Mi-Ke「白い2白いサンゴ礁」
画像は収録の『complete of Mi-Ke at the BEING studio』
90年代に活動していたガールズグループ、Mi-Keの5枚目のシングル曲。タイトルの“2”は上付きで、白いの2乗になり、“しろいしろいしろいさんごしょう”となります。
アコースティックギターとつま弾きとパーカッションの音、そして縦笛の音色が印象的なアレンジのこの曲は、フォーク色の強い歌になります。Mi-Keはグループサウンズやエレキ歌謡といった様々な音楽を、今の時代風に翻案して甦らせるというコンセプトでした。今回は70年代フォークソングというわけです。
ただ、フォークと言ってももの悲しいわびしさを軸におかず、アコースティックなサウンドで郷愁を感じさせながら、洗練された爽やかさもあわせ持っている曲となっています。これは後述の詞の部分につながるかもしれませんが、重さやしつこさが軽減されています。
で、その詞ですが、♪夕暮れ時はさびしそう~ の歌い出しからもわかるとおり、フォークソングのタイトルが総勢27曲歌い込まれています。いや、歌い込むというのは違う。「恋の山手線」のような歌詞の一部にはめ込んでいるのではなく、本当にタイトルのみを列挙しています。曲のタイトルじゃないのは“あぁ”という感嘆詞と、この曲のタイトルの“白い2”の部分、(あとコーラスの♪ルールー )だけです。

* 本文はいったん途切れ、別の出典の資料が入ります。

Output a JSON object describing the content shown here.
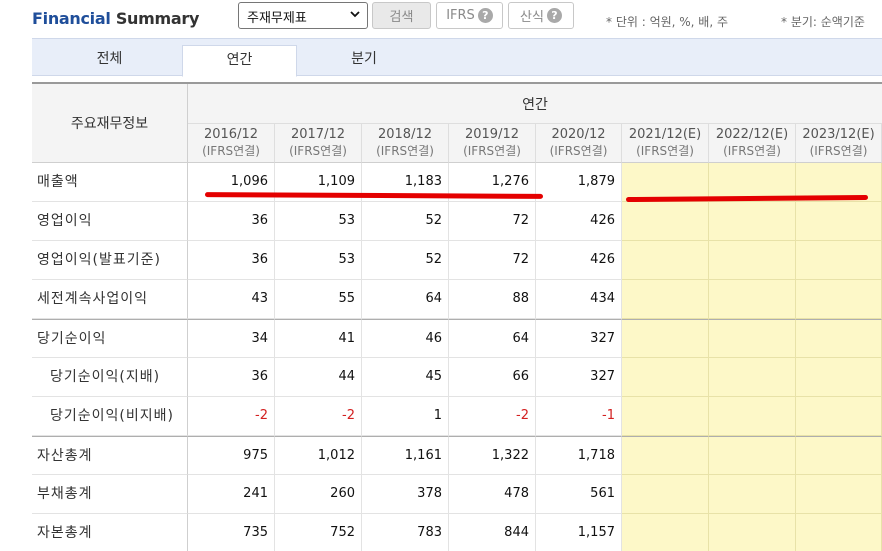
{
  "header": {
    "title_part1": "Financial",
    "title_part2": "Summary",
    "select_value": "주재무제표",
    "search_label": "검색",
    "ifrs_label": "IFRS",
    "formula_label": "산식",
    "help_glyph": "?",
    "unit_note": "* 단위 : 억원, %, 배, 주",
    "quarter_note": "* 분기: 순액기준"
  },
  "tabs": {
    "all": "전체",
    "annual": "연간",
    "quarter": "분기"
  },
  "table": {
    "row_header": "주요재무정보",
    "group_header": "연간",
    "periods": [
      {
        "year": "2016/12",
        "basis": "(IFRS연결)"
      },
      {
        "year": "2017/12",
        "basis": "(IFRS연결)"
      },
      {
        "year": "2018/12",
        "basis": "(IFRS연결)"
      },
      {
        "year": "2019/12",
        "basis": "(IFRS연결)"
      },
      {
        "year": "2020/12",
        "basis": "(IFRS연결)"
      },
      {
        "year": "2021/12(E)",
        "basis": "(IFRS연결)"
      },
      {
        "year": "2022/12(E)",
        "basis": "(IFRS연결)"
      },
      {
        "year": "2023/12(E)",
        "basis": "(IFRS연결)"
      }
    ],
    "rows": [
      {
        "label": "매출액",
        "values": [
          "1,096",
          "1,109",
          "1,183",
          "1,276",
          "1,879",
          "",
          "",
          ""
        ]
      },
      {
        "label": "영업이익",
        "values": [
          "36",
          "53",
          "52",
          "72",
          "426",
          "",
          "",
          ""
        ]
      },
      {
        "label": "영업이익(발표기준)",
        "values": [
          "36",
          "53",
          "52",
          "72",
          "426",
          "",
          "",
          ""
        ]
      },
      {
        "label": "세전계속사업이익",
        "values": [
          "43",
          "55",
          "64",
          "88",
          "434",
          "",
          "",
          ""
        ]
      },
      {
        "label": "당기순이익",
        "values": [
          "34",
          "41",
          "46",
          "64",
          "327",
          "",
          "",
          ""
        ]
      },
      {
        "label": "당기순이익(지배)",
        "values": [
          "36",
          "44",
          "45",
          "66",
          "327",
          "",
          "",
          ""
        ]
      },
      {
        "label": "당기순이익(비지배)",
        "values": [
          "-2",
          "-2",
          "1",
          "-2",
          "-1",
          "",
          "",
          ""
        ]
      },
      {
        "label": "자산총계",
        "values": [
          "975",
          "1,012",
          "1,161",
          "1,322",
          "1,718",
          "",
          "",
          ""
        ]
      },
      {
        "label": "부채총계",
        "values": [
          "241",
          "260",
          "378",
          "478",
          "561",
          "",
          "",
          ""
        ]
      },
      {
        "label": "자본총계",
        "values": [
          "735",
          "752",
          "783",
          "844",
          "1,157",
          "",
          "",
          ""
        ]
      }
    ]
  },
  "colors": {
    "brand": "#1f4e9a",
    "negative": "#d32020",
    "estimate_bg": "#fdf8c8",
    "annotation": "#e40000"
  }
}
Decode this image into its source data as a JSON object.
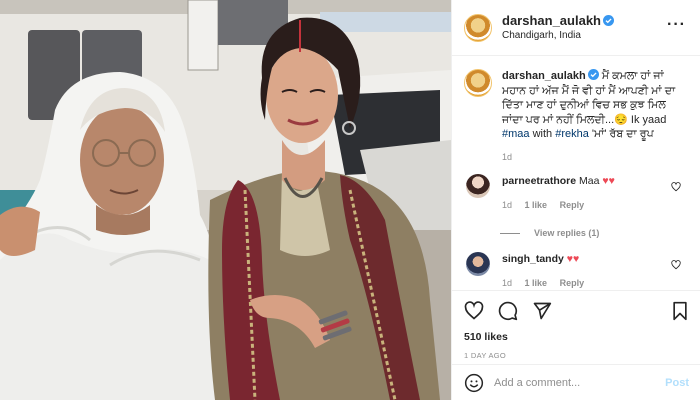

それでそれなりに意味の通った形にしているのはすごいです。ただ、やはりメッセージ性を残すには無理があるので、あくまでフォークソングの雰囲気を味わうような曲になっています。メロディとかは和のテイストが強いですが、そういった歌詞の意味より響きが重視されているという部分は、ネオアコ→渋谷系に通ずるものがあるかもしれません。
メインボーカルの宇徳敬子さんは、明瞭ながら柔らかさを持つボーカルで、前述のとおりグループサウンズ、ムード歌謡、ロカビリーなどいろんな曲調の曲を歌っていますが、こういう曲が宇徳さんの声には似合っているように思いました。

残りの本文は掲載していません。